Vocês falaram da importância das referências. Vocês podem citar uma mulher cientista inspiradora, que as pessoas podem ler a biografia ou seguir nas redes sociais.

Eu, Adriana, vou falar de duas, uma no cenário internacional, que eu acho que todas devem ter conhecimento, que é a Marie Curie. Ela foi uma cientista notável, laureada com prêmios Nobel de Química e Física. E, no cenário nacional contemporâneo, foi minha professora e tenho uma grande admiração, a professora Rosemir Pereira de Freitas Gil, do Departamento de Química da UFMG e, atualmente, presidenta da Sociedade Brasileira de Química. Ela é superatuante, inclusive, divulga a ciência e promove a participação das mulheres, das jovens na ciência.

Eu, Marina, vou indicar duas nacionais. Na minha área, a professora Nilma Aguiar, já falecida.
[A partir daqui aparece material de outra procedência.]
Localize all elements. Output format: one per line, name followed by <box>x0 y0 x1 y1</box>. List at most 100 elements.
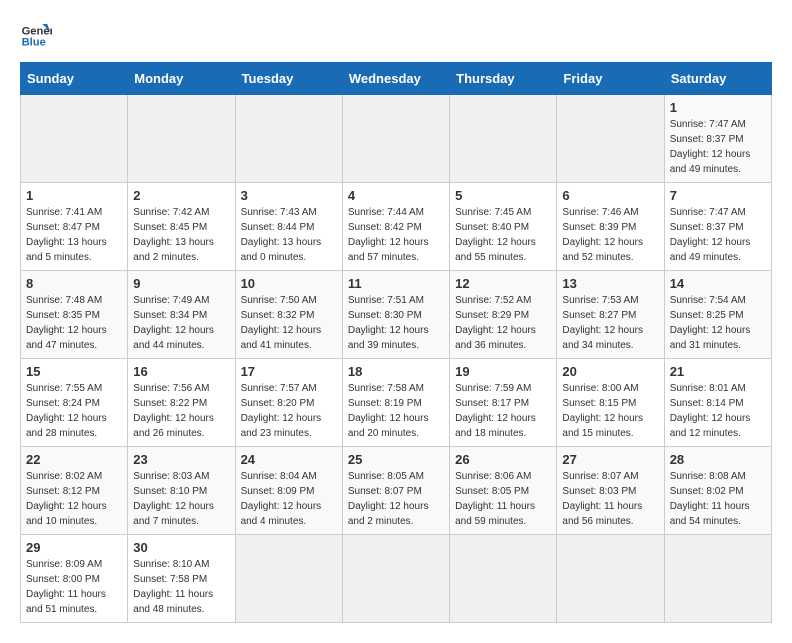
day-number: 15 <box>26 364 122 379</box>
calendar-cell: 12 Sunrise: 7:52 AMSunset: 8:29 PMDayligh… <box>450 271 557 359</box>
calendar-cell: 25 Sunrise: 8:05 AMSunset: 8:07 PMDayligh… <box>342 447 449 535</box>
column-header-sunday: Sunday <box>21 63 128 95</box>
day-info: Sunrise: 7:56 AMSunset: 8:22 PMDaylight:… <box>133 381 229 441</box>
day-number: 12 <box>455 276 551 291</box>
calendar-week-row: 22 Sunrise: 8:02 AMSunset: 8:12 PMDayligh… <box>21 447 772 535</box>
day-info: Sunrise: 7:57 AMSunset: 8:20 PMDaylight:… <box>241 381 337 441</box>
column-header-thursday: Thursday <box>450 63 557 95</box>
calendar-cell: 1 Sunrise: 7:47 AMSunset: 8:37 PMDaylight… <box>664 95 771 183</box>
calendar-cell <box>342 535 449 623</box>
day-info: Sunrise: 8:10 AMSunset: 7:58 PMDaylight:… <box>133 557 229 617</box>
calendar-cell <box>557 95 664 183</box>
calendar-cell: 21Sunrise: 8:01 AMSunset: 8:14 PMDayligh… <box>664 359 771 447</box>
day-info: Sunrise: 7:50 AMSunset: 8:32 PMDaylight:… <box>241 293 337 353</box>
day-number: 9 <box>133 276 229 291</box>
day-number: 7 <box>670 188 766 203</box>
svg-text:Blue: Blue <box>22 37 46 49</box>
calendar-cell <box>128 95 235 183</box>
calendar-cell: 20 Sunrise: 8:00 AMSunset: 8:15 PMDayligh… <box>557 359 664 447</box>
day-info: Sunrise: 8:05 AMSunset: 8:07 PMDaylight:… <box>348 469 444 529</box>
day-info: Sunrise: 8:08 AMSunset: 8:02 PMDaylight:… <box>670 469 766 529</box>
calendar-cell: 10 Sunrise: 7:50 AMSunset: 8:32 PMDayligh… <box>235 271 342 359</box>
calendar-cell: 1 Sunrise: 7:41 AMSunset: 8:47 PMDaylight… <box>21 183 128 271</box>
day-number: 22 <box>26 452 122 467</box>
day-info: Sunrise: 7:47 AMSunset: 8:37 PMDaylight:… <box>670 117 766 177</box>
day-number: 1 <box>670 100 766 115</box>
day-info: Sunrise: 7:58 AMSunset: 8:19 PMDaylight:… <box>348 381 444 441</box>
calendar-cell <box>557 535 664 623</box>
calendar-header-row: SundayMondayTuesdayWednesdayThursdayFrid… <box>21 63 772 95</box>
day-number: 25 <box>348 452 444 467</box>
day-info: Sunrise: 7:41 AMSunset: 8:47 PMDaylight:… <box>26 205 122 265</box>
day-info: Sunrise: 7:43 AMSunset: 8:44 PMDaylight:… <box>241 205 337 265</box>
calendar-cell: 5Sunrise: 7:45 AMSunset: 8:40 PMDaylight… <box>450 183 557 271</box>
day-number: 20 <box>562 364 658 379</box>
day-number: 28 <box>670 452 766 467</box>
logo: General Blue <box>20 20 56 52</box>
calendar-cell: 13Sunrise: 7:53 AMSunset: 8:27 PMDayligh… <box>557 271 664 359</box>
day-info: Sunrise: 7:47 AMSunset: 8:37 PMDaylight:… <box>670 205 766 265</box>
day-info: Sunrise: 7:44 AMSunset: 8:42 PMDaylight:… <box>348 205 444 265</box>
calendar-cell: 7 Sunrise: 7:47 AMSunset: 8:37 PMDaylight… <box>664 183 771 271</box>
day-number: 4 <box>348 188 444 203</box>
calendar-cell: 23 Sunrise: 8:03 AMSunset: 8:10 PMDayligh… <box>128 447 235 535</box>
calendar-cell: 22 Sunrise: 8:02 AMSunset: 8:12 PMDayligh… <box>21 447 128 535</box>
calendar-cell <box>450 535 557 623</box>
day-number: 8 <box>26 276 122 291</box>
day-number: 11 <box>348 276 444 291</box>
column-header-monday: Monday <box>128 63 235 95</box>
day-number: 3 <box>241 188 337 203</box>
day-info: Sunrise: 7:46 AMSunset: 8:39 PMDaylight:… <box>562 205 658 265</box>
day-info: Sunrise: 8:02 AMSunset: 8:12 PMDaylight:… <box>26 469 122 529</box>
day-number: 30 <box>133 540 229 555</box>
column-header-wednesday: Wednesday <box>342 63 449 95</box>
day-number: 1 <box>26 188 122 203</box>
day-info: Sunrise: 8:00 AMSunset: 8:15 PMDaylight:… <box>562 381 658 441</box>
calendar-cell: 4 Sunrise: 7:44 AMSunset: 8:42 PMDaylight… <box>342 183 449 271</box>
day-info: Sunrise: 8:07 AMSunset: 8:03 PMDaylight:… <box>562 469 658 529</box>
calendar-week-row: 1 Sunrise: 7:41 AMSunset: 8:47 PMDaylight… <box>21 183 772 271</box>
calendar-cell: 28 Sunrise: 8:08 AMSunset: 8:02 PMDayligh… <box>664 447 771 535</box>
page-header: General Blue <box>20 20 772 52</box>
day-number: 18 <box>348 364 444 379</box>
calendar-cell: 15Sunrise: 7:55 AMSunset: 8:24 PMDayligh… <box>21 359 128 447</box>
column-header-friday: Friday <box>557 63 664 95</box>
day-info: Sunrise: 8:03 AMSunset: 8:10 PMDaylight:… <box>133 469 229 529</box>
day-info: Sunrise: 8:06 AMSunset: 8:05 PMDaylight:… <box>455 469 551 529</box>
day-info: Sunrise: 8:04 AMSunset: 8:09 PMDaylight:… <box>241 469 337 529</box>
calendar-cell: 29Sunrise: 8:09 AMSunset: 8:00 PMDayligh… <box>21 535 128 623</box>
calendar-cell: 30 Sunrise: 8:10 AMSunset: 7:58 PMDayligh… <box>128 535 235 623</box>
calendar-cell <box>450 95 557 183</box>
calendar-cell: 14Sunrise: 7:54 AMSunset: 8:25 PMDayligh… <box>664 271 771 359</box>
day-info: Sunrise: 7:59 AMSunset: 8:17 PMDaylight:… <box>455 381 551 441</box>
calendar-cell: 2Sunrise: 7:42 AMSunset: 8:45 PMDaylight… <box>128 183 235 271</box>
day-info: Sunrise: 7:45 AMSunset: 8:40 PMDaylight:… <box>455 205 551 265</box>
calendar-cell: 8Sunrise: 7:48 AMSunset: 8:35 PMDaylight… <box>21 271 128 359</box>
calendar-week-row: 1 Sunrise: 7:47 AMSunset: 8:37 PMDaylight… <box>21 95 772 183</box>
day-info: Sunrise: 8:01 AMSunset: 8:14 PMDaylight:… <box>670 381 766 441</box>
calendar-cell: 27Sunrise: 8:07 AMSunset: 8:03 PMDayligh… <box>557 447 664 535</box>
day-number: 23 <box>133 452 229 467</box>
column-header-tuesday: Tuesday <box>235 63 342 95</box>
day-number: 10 <box>241 276 337 291</box>
logo-icon: General Blue <box>20 20 52 52</box>
day-number: 19 <box>455 364 551 379</box>
day-number: 16 <box>133 364 229 379</box>
day-info: Sunrise: 7:49 AMSunset: 8:34 PMDaylight:… <box>133 293 229 353</box>
calendar-cell: 6Sunrise: 7:46 AMSunset: 8:39 PMDaylight… <box>557 183 664 271</box>
calendar-week-row: 8Sunrise: 7:48 AMSunset: 8:35 PMDaylight… <box>21 271 772 359</box>
calendar-cell <box>235 535 342 623</box>
calendar-week-row: 15Sunrise: 7:55 AMSunset: 8:24 PMDayligh… <box>21 359 772 447</box>
calendar-cell <box>342 95 449 183</box>
calendar-cell: 26Sunrise: 8:06 AMSunset: 8:05 PMDayligh… <box>450 447 557 535</box>
day-info: Sunrise: 7:53 AMSunset: 8:27 PMDaylight:… <box>562 293 658 353</box>
calendar-cell: 9 Sunrise: 7:49 AMSunset: 8:34 PMDaylight… <box>128 271 235 359</box>
day-info: Sunrise: 8:09 AMSunset: 8:00 PMDaylight:… <box>26 557 122 617</box>
column-header-saturday: Saturday <box>664 63 771 95</box>
calendar-cell <box>21 95 128 183</box>
day-info: Sunrise: 7:52 AMSunset: 8:29 PMDaylight:… <box>455 293 551 353</box>
calendar-cell: 18 Sunrise: 7:58 AMSunset: 8:19 PMDayligh… <box>342 359 449 447</box>
calendar-cell: 19 Sunrise: 7:59 AMSunset: 8:17 PMDayligh… <box>450 359 557 447</box>
calendar-week-row: 29Sunrise: 8:09 AMSunset: 8:00 PMDayligh… <box>21 535 772 623</box>
day-number: 14 <box>670 276 766 291</box>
Ela foi professora do Departamento de Sociologia da Faculdade de Filosofia, é uma precursora dos estudos feministas no Brasil e uma das primeiras a trabalhar com essa temática aqui em Minas. Foi ela quem me apresentou o campo dos estudos feministas junto com a professora Sandra Azeredo.

E, de outro campo, a agrônoma e professora Mariângela Hungria, da Embrapa (Empresa Brasileira de Pesquisa Agropecuária), de Ponta Grossa, no Paraná. Ela trabalha com a produção de adubos orgânicos e ganhou o “prêmio Nobel” da área dela recentemente. Ela diz que, na época, as pessoas riam porque tudo era agrotóxico. E hoje os produtos que ela criou são usados e geram uma economia de milhões para a produção agrícola e não agridem o meio ambiente.